Spaceman: An Astronaut's Unlikely Journey to Unlock the Secrets of the Universe
Mike Massimino
Have you ever wondered what it would be like to find yourself strapped to a giant rocket that’s about to go from zero to 17,500 miles per hour? Or to look back on the earth from outer space and see the surprisingly precise line between day and night? Or to stand in front of the Hubble telescope, wondering if the emergency repair you’re about to make will inadvertently ruin humankind’s chance to unlock the universe’s secrets? Mike Massimino has been there, and in Spaceman he puts you inside the suit, with all the zip and buoyancy of life in microgravity.
Massimino’s childhood space dreams were born the day Neil Armstrong set foot on the moon, but his journey to realizing those dreams was as unlikely as it is captivating. Growing up in a working-class Long Island family, Massimino catapulted himself to Columbia and then MIT, only to flunk his qualifying exams and be rejected twice by NASA before making it to the final round of astronaut selection—where he was told his poor eyesight meant he’d never make the cut. But even that couldn’t stop him from finally earning his wings, making the jump to training in T-38 Air Force jets and preparing his body—and soul—for the journey to the cosmos.

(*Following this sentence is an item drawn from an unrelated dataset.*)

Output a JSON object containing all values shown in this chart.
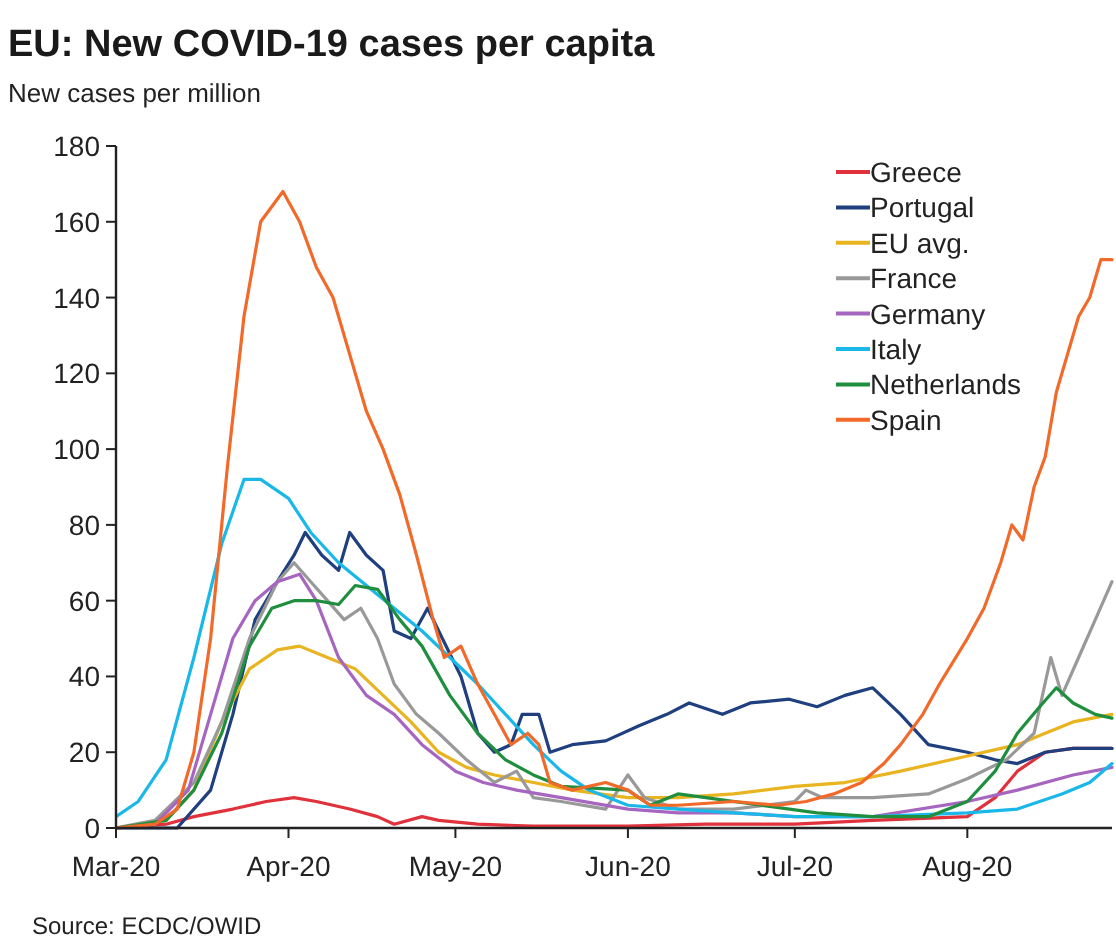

Taking us through the surreal wonder and beauty of his first spacewalk, the tragedy of losing friends in the Columbia shuttle accident, and the development of his enduring love for the Hubble telescope—which he’d be tasked with saving on his final mission— Massimino has written an ode to never giving up and the power of teamwork to make anything possible. Spaceman invites us into a rare, wonderful world where the nerdiest science meets the most thrilling adventure, and pulls back a curtain on just what having “the right stuff” really means.